Recent sessions have been relatively positive for Nasdaq price action, with the index currently trading slightly above the 24,000 level and posting gains of more than 5% over the past few sessions. It seems that the recent buying pressure building in the short term has been driven by a modest recovery in confidence, as no further escalation has been seen in the Middle East conflict.
This has also allowed for some relief in safe-haven assets, such as U.S. Treasury yields, which in turn has supported a stabilization in demand for risk assets like the Nasdaq. If this dynamic continues, buying pressure could regain relevance in the coming sessions.
Bond yields begin to ease
Despite comments made today by President Trump suggesting that Iran could be defeated quickly, the lack of concrete actions has prevented a renewed surge in market risk sentiment in the short term. For now, markets appear to be reacting more to actual developments than to rhetoric, allowing for a modest recovery in risk appetite.
As a result, there has been no continuation in the upward trend of U.S. 10-year Treasury yields, which had been rising in previous sessions. Although inflation expectations remain elevated, recent oil price movements have not been strong enough to reinforce expectations of more aggressive monetary policy.
In fact, the 10-year yield has shown a pullback toward the 4.3% area, remaining relatively stable in recent sessions. This dynamic could persist as long as there are no new major catalysts, either from central banks or developments in the Middle East.

Source: TradingEconomics
This environment reflects two key effects: on one hand, reduced demand for safe-haven assets, and on the other, a potential rotation of capital toward risk markets, particularly equities. This has allowed demand for the Nasdaq to remain relatively firm in the short term.
This can be seen in the performance of its main components, with Nvidia (-0.06%), Apple (1.06%), Microsoft (-0.27%), Amazon (1.19%), and Google (1.51%). Although not all components are in positive territory, most are holding gains, suggesting that the equity market still maintains a degree of strength in the near term.

Source: Slickcharts
In this context, the market appears to be reacting more to the absence of extreme events than to ongoing headlines, maintaining a controlled cautious stance. This has reduced the relative appeal of the bond market and allowed the Nasdaq to recover ground, a dynamic that could continue if current conditions persist.
However, it is important to note that the index remains highly sensitive to changes in risk perception.

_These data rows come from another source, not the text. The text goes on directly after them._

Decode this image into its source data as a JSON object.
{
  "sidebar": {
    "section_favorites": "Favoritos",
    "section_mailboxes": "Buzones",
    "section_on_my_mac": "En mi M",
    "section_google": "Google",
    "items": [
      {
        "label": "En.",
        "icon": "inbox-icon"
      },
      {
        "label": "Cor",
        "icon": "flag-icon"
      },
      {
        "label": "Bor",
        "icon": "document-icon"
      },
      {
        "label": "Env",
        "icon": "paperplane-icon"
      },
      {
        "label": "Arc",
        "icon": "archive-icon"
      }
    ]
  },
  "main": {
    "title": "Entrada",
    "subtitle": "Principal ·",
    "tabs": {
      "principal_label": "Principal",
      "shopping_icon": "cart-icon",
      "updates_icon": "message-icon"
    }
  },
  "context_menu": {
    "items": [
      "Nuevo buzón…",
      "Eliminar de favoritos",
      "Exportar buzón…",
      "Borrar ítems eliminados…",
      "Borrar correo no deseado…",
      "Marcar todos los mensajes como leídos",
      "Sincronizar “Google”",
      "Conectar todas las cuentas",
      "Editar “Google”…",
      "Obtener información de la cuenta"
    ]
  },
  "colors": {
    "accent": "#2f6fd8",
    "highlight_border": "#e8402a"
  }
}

A more significant escalation in the conflict could quickly reverse the recent recovery and bring weakness back into the equity market.

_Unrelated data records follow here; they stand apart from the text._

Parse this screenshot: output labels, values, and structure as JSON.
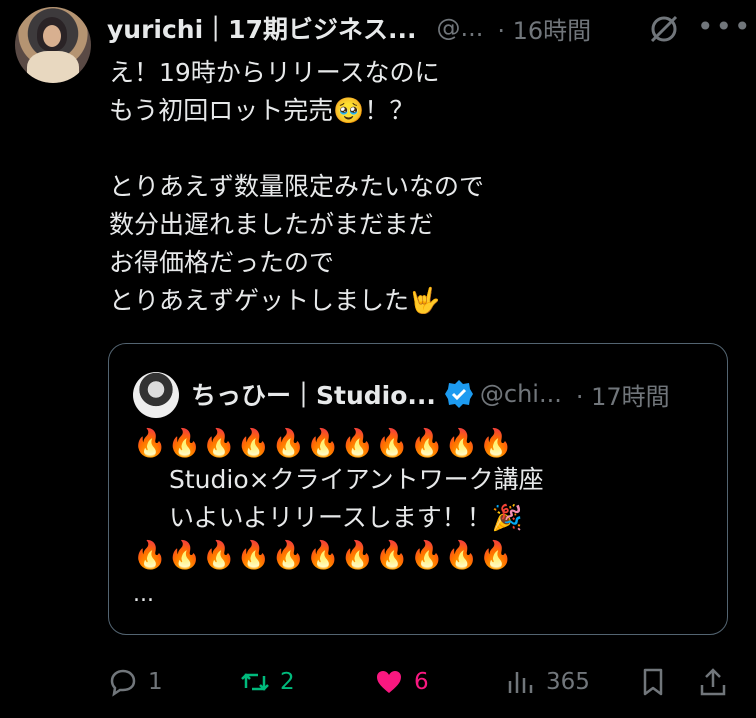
{
  "tweet": {
    "author_name": "yurichi｜17期ビジネス...",
    "handle": "@...",
    "time": "· 16時間",
    "lines": [
      "え！19時からリリースなのに",
      "もう初回ロット完売🥹！？",
      "",
      "とりあえず数量限定みたいなので",
      "数分出遅れましたがまだまだ",
      "お得価格だったので",
      "とりあえずゲットしました🤟"
    ]
  },
  "quote": {
    "author_name": "ちっひー｜Studio...",
    "handle": "@chi...",
    "time": "· 17時間",
    "fire_row_1": "🔥🔥🔥🔥🔥🔥🔥🔥🔥🔥🔥",
    "line_1": "Studio×クライアントワーク講座",
    "line_2": "いよいよリリースします！！🎉",
    "fire_row_2": "🔥🔥🔥🔥🔥🔥🔥🔥🔥🔥🔥",
    "ellipsis": "..."
  },
  "actions": {
    "replies": "1",
    "reposts": "2",
    "likes": "6",
    "views": "365"
  },
  "colors": {
    "background": "#000000",
    "text": "#e7e9ea",
    "muted": "#71767b",
    "repost_green": "#00ba7c",
    "like_pink": "#f91880",
    "verified_blue": "#1d9bf0"
  },
  "icons": [
    "reply-icon",
    "repost-icon",
    "like-icon",
    "views-icon",
    "bookmark-icon",
    "share-icon",
    "grok-icon",
    "more-icon",
    "verified-badge-icon"
  ]
}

Long-term confidence remains fragile
Despite recent short-term stability, the long-term outlook remains fragile. According to the AAII Investor Sentiment Survey, optimism for the next six months stands at 33.6%, neutrality at 15.0%, and pessimism at 51.4%, indicating that market sentiment remains clearly tilted toward the downside.

Source: AAII
This scenario could limit a structural recovery in equities, including indices like the Nasdaq, as overall uncertainty restricts the entry of sustained demand. As long as this pessimistic bias persists, weakness could remain a relevant factor in the index’s medium-term performance.
Nasdaq 100 Technical Outlook

Source: StoneX, Tradingview
- Downtrend remains intact: Despite the recent recovery in the Nasdaq, the chart continues to show a long-term downward trendline that remains the most important technical reference. So far, the rebound has not been strong enough to invalidate this structure, meaning that if selling pressure returns, it could support a further extension of the downtrend in the coming sessions.

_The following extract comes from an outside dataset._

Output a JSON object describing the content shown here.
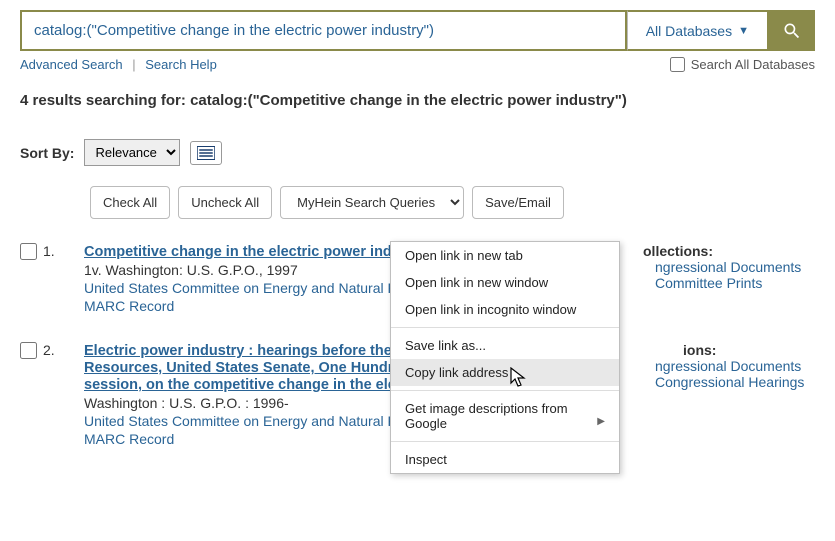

- RSI: Despite the recent rebound, the indicator remains close to the 50 neutral level, suggesting a balance between buying and selling momentum. Unless this level is clearly broken, neutral conditions may continue to dominate in the short term.
- MACD: The histogram remains slightly above the zero line, indicating some bullish momentum, although still not strong enough to define a clear trend, reinforcing the possibility of a short-term indecision scenario.
Key levels:
- 24,735 points – Key resistance: This level aligns with a potential break of the downtrend line and key moving averages. A sustained move above this level could lead to a more dominant bullish bias.
- 24,133 points – Near-term barrier: A recent neutral zone. Price action around this level could continue to support a range-bound or indecisive scenario in the short term.
- 22,900 points – Key support: A recent low. A move toward this level could reactivate a stronger bearish bias and extend the downtrend in the medium term.